Online-Kommunikation ebnet die Unterschiede nicht ein
Wieder andere sagen, die Digitalisierung, die sozialen Medien, die Online-Kommunikation insgesamt habe die Grenze zwischen PR und Marketing eingerissen und zu einem starken Vermischen der Inhalte geführt. Das mache eine weitere Trennung von Marketing und PR unmöglich. Ich halte das für sehr steile Thesen. Als ob sämtliche Ziel- bzw. Dialoggruppen plötzlich in einen Topf geworfen oder – andere Assoziation – aus einem Topf gefüttert werden könnten. Nein, beides trifft auch weiterhin nicht zu. Marketing und PR haben auch künftig verschiedene Aufgaben, andere Ziele und unterschiedliche Zielgruppen. Das Nutzen gemeinsamer Kanäle führt nicht zum Einebnen der Unterschiede.
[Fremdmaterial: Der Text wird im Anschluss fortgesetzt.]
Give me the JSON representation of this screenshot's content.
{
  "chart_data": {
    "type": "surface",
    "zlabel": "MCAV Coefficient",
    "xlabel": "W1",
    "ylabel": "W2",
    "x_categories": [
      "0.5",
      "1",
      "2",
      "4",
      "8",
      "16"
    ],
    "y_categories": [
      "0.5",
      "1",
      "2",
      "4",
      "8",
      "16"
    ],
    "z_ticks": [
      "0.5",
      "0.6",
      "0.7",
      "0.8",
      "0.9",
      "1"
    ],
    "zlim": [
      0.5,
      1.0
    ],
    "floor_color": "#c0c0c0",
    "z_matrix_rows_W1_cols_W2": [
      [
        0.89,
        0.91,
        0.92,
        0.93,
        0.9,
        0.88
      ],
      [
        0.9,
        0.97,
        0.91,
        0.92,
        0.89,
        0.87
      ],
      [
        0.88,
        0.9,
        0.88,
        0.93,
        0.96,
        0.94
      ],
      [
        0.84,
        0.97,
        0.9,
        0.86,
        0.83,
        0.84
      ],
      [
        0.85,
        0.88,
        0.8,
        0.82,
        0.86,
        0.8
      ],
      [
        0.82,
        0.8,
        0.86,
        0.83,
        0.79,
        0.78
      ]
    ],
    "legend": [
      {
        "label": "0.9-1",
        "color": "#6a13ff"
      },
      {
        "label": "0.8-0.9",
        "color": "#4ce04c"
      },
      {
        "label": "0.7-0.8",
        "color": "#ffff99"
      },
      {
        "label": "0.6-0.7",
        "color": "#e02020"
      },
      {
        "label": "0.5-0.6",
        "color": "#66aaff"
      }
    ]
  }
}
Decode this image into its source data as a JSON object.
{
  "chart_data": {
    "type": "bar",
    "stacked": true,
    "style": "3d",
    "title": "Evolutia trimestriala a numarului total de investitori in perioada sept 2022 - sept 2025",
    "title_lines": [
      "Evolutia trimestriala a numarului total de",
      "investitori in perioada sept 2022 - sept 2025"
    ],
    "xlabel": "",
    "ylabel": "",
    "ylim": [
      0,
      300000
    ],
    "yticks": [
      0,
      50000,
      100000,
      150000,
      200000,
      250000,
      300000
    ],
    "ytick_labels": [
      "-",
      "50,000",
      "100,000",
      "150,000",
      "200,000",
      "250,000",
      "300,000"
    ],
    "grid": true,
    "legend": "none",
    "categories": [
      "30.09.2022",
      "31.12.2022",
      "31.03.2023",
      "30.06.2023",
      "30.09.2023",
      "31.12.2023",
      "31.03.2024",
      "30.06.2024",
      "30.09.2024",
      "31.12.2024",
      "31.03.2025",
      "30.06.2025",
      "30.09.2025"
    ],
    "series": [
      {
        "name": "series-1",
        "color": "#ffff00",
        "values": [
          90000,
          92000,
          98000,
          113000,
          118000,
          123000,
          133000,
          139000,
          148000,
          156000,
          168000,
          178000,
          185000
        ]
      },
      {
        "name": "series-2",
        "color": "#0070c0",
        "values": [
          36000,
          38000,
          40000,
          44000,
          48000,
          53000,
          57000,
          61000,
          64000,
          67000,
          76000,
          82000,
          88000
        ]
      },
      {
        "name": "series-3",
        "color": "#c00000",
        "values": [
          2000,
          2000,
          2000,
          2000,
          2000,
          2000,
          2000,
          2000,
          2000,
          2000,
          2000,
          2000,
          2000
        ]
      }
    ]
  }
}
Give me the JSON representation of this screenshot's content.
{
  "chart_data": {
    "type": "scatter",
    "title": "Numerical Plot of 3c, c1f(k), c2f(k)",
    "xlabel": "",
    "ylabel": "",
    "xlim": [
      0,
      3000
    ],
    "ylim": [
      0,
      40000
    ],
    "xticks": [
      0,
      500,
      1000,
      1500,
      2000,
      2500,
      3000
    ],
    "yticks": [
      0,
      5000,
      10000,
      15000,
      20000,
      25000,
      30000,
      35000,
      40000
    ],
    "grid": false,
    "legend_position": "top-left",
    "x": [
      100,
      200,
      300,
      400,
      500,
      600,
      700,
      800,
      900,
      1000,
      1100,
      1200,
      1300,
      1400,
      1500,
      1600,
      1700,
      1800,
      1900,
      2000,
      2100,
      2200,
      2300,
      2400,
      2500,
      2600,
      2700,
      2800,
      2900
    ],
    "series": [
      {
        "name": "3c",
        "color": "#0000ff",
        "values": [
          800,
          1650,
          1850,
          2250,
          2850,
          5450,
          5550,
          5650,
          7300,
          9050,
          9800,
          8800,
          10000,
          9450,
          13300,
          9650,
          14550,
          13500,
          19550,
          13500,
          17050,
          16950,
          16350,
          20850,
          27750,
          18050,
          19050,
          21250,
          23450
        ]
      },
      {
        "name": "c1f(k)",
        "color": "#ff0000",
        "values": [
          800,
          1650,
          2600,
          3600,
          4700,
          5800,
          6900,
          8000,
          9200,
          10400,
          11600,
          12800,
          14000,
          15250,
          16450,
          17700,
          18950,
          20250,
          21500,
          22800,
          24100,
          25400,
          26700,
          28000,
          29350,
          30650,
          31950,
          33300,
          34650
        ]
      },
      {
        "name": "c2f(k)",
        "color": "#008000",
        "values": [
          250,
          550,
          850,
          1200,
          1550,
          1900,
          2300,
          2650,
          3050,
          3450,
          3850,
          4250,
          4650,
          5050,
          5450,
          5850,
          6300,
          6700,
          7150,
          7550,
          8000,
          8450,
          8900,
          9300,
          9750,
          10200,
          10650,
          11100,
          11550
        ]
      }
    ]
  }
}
Weitere Argumente: Interdisziplinäre Teams können auf mehreren Ebenen agil arbeiten, was die Zusammenarbeit verbessert und zu einer besser verzahnten Außenkommunikation führt. Oder: Kommunikation aus einem Guss führt dazu, dass Kunden kanalübergreifende Botschaften positiv wahrnehmen und deren Mehrwert schneller einordnen können.
Vielleicht liege ich völlig daneben, aber ich höre in derartigen Hinweisen immer das Marketing erheblich stärker durch als die PR. Profitiert die auch?
Kooperieren statt fusionieren
Um zum Ende zu kommen: Bekanntlich haben einige Konzerne ihre PR- und Marketing-Abteilungen zusammengelegt. Ob das für sie ein Qualitätssprung bedeutet, vermag ich nicht zu beurteilen. Auch nicht, ob sie damit Synergien heben und Kostenvorteile realisieren können. Aus meiner Erfahrung weiß ich: Es gibt mittelständische und große Unternehmen, in denen die PR und das Marketing in jenen Bereichen sehr gut kooperieren, in denen es erforderlich ist. Das ist für mich das Ideal. In anderen Organisationen knirscht die Zusammenarbeit. Ob dort eine Fusion Abhilfe schafft, wage ich zu bezweifeln.